We wonder what it will take to get climate deniers, and many Republican legislators from Arizona to Florida, to recognize this new climate reality and join environmentalists to reduce the harm humans are causing. How many years of climate disasters will it take?

For many American children, Hubler writes, “This new summer may become all they ever know. The type of summer where a high school football camp moves inside a gym after a grim streak of 115-degree June days in Arizona; where school buses in Kennewick, Wash., become too hot to ride in and playgrounds become too hot to play on.”

If that’s not the world we want, as a nation we must take bolder action.

***********

As much as this writer would prefer to leave this topic on a hopeful note — that at least there’s the potential for climate deniers to change their minds — findings in a new Gallop poll casts a gloomier prospect. The poll found that the percentage of Republicans expressing a “great deal” or “quite a lot” of confidence in science has plummeted from 72% in 1975 to just 45% today. The number of Democrats who have confidence in science, on the other hand, has increased from 67% to 79%.

What’s so alarming about that finding, as Washington Post columnist Max Boot writes, is “this is not some fringe movement we are discussing. This is a party that until the last election controlled both the White House and the Senate and that could easily recapture Congress next year. Think about what it means that a majority of one of the two major parties has lost confidence in science — essentially the same as losing confidence in logical, fact-based decision-making. The alternative is to embrace superstition, misinformation and conspiracy-mongering — and that’s just what Republicans have done.”
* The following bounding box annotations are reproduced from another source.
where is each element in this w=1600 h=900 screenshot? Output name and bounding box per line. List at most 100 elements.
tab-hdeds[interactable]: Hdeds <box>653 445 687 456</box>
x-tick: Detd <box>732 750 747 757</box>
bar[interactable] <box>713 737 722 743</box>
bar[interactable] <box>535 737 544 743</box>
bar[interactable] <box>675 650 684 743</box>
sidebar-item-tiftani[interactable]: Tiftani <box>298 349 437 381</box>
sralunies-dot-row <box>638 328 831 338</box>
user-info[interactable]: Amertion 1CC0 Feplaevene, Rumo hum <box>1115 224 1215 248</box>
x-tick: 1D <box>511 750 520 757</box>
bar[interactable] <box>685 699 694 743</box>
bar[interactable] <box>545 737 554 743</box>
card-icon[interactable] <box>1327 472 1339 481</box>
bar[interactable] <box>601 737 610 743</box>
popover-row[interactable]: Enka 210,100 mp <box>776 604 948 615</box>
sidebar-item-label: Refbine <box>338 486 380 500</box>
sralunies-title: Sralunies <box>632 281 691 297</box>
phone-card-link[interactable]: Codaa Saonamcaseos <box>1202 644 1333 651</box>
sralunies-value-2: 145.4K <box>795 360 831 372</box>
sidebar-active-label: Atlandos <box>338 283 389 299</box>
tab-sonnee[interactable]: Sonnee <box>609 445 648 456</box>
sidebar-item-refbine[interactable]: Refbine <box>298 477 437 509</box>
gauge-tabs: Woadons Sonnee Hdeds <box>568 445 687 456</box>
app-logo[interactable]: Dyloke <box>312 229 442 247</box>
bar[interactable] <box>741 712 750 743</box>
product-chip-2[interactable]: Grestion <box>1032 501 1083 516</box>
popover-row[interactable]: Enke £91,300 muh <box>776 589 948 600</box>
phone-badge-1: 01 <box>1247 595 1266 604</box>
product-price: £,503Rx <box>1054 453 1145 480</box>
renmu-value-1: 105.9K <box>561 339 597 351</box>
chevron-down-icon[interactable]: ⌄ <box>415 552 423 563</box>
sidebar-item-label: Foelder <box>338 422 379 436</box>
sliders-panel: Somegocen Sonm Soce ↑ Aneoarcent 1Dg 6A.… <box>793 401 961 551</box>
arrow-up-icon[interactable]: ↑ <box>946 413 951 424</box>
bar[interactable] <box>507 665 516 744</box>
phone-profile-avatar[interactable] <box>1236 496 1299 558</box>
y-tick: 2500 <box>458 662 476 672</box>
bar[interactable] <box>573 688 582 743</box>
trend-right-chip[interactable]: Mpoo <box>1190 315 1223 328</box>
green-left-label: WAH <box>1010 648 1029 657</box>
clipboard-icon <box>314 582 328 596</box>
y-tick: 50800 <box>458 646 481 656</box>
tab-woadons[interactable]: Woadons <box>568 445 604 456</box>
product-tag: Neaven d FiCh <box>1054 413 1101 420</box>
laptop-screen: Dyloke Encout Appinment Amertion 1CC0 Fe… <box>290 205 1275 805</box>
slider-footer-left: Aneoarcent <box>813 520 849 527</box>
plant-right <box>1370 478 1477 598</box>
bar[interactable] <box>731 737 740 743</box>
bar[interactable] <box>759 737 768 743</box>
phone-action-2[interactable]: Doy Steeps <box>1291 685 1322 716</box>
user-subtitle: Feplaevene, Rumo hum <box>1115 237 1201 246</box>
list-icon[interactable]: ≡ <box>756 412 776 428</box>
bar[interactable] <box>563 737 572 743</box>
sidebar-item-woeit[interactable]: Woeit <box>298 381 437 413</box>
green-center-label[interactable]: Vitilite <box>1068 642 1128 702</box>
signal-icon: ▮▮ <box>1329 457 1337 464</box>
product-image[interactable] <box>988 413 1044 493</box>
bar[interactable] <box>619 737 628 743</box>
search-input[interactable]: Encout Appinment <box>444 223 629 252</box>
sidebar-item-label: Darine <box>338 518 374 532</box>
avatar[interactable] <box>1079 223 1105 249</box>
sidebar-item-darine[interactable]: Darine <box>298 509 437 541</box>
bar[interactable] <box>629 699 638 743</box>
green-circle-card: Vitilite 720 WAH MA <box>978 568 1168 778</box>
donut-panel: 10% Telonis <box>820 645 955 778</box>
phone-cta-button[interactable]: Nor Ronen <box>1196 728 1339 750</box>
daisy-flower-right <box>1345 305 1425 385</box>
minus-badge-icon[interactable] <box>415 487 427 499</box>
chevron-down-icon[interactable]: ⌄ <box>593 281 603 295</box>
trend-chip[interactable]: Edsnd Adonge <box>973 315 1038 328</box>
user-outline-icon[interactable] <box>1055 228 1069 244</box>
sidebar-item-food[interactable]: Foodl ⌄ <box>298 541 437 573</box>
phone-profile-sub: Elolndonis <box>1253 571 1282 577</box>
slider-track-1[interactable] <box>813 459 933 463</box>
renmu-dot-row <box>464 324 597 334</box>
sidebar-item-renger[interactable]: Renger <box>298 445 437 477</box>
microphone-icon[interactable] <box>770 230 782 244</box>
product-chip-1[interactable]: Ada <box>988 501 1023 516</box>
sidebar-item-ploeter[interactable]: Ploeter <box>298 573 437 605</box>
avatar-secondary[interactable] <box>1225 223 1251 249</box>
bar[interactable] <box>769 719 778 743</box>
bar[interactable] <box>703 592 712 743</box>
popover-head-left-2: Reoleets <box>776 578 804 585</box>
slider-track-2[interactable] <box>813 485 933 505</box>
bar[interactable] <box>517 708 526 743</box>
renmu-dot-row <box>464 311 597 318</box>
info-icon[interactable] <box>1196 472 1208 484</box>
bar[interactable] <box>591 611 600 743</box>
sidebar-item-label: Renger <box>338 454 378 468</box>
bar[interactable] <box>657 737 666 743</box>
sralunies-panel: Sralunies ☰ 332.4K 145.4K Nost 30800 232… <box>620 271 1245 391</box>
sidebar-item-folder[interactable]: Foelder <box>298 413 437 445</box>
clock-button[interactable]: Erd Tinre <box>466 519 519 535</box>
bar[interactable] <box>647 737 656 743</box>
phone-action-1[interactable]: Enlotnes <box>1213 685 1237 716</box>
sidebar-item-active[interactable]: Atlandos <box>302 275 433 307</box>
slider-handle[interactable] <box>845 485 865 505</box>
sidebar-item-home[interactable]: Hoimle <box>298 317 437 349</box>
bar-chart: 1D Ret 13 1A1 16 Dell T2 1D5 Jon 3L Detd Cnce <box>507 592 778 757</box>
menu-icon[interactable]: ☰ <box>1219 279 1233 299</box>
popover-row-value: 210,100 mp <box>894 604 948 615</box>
Roughly 25% of Republicans endorse QAnon’s lunatic beliefs; 33% say coronavirus vaccines are “definitely or probably being used by the government to implant microchips,” and over 50% back the “big lie” that Donald Trump won the 2020 presidential election.

On climate change, even as the effects have become more irrefutable, the percentage of Republicans who think that global warming has already begun has dropped from 46% in 1997 to 29% today, and 32% believe that global warming is caused by human activity, compared to 53% in 2003.

Boot notes that the Republican opposition to getting a COVID vaccine shot — 31% of adult Americans haven’t yet gotten a first shot — is also rooted in the party’s rejection of science. A telling video of Republican Gov. Asa Hutchinson of Arkansas shows residents there booing and shouting down the governor as he and a state health care official are trying to explain to the crowd that the vaccines don’t cause infertility. Seriously.

When so many Republicans are so willing to reject science and logical thinking, it makes tackling two of the nation’s biggest problems — fighting the pandemic and the climate crisis — extremely (there’s that word again) difficult.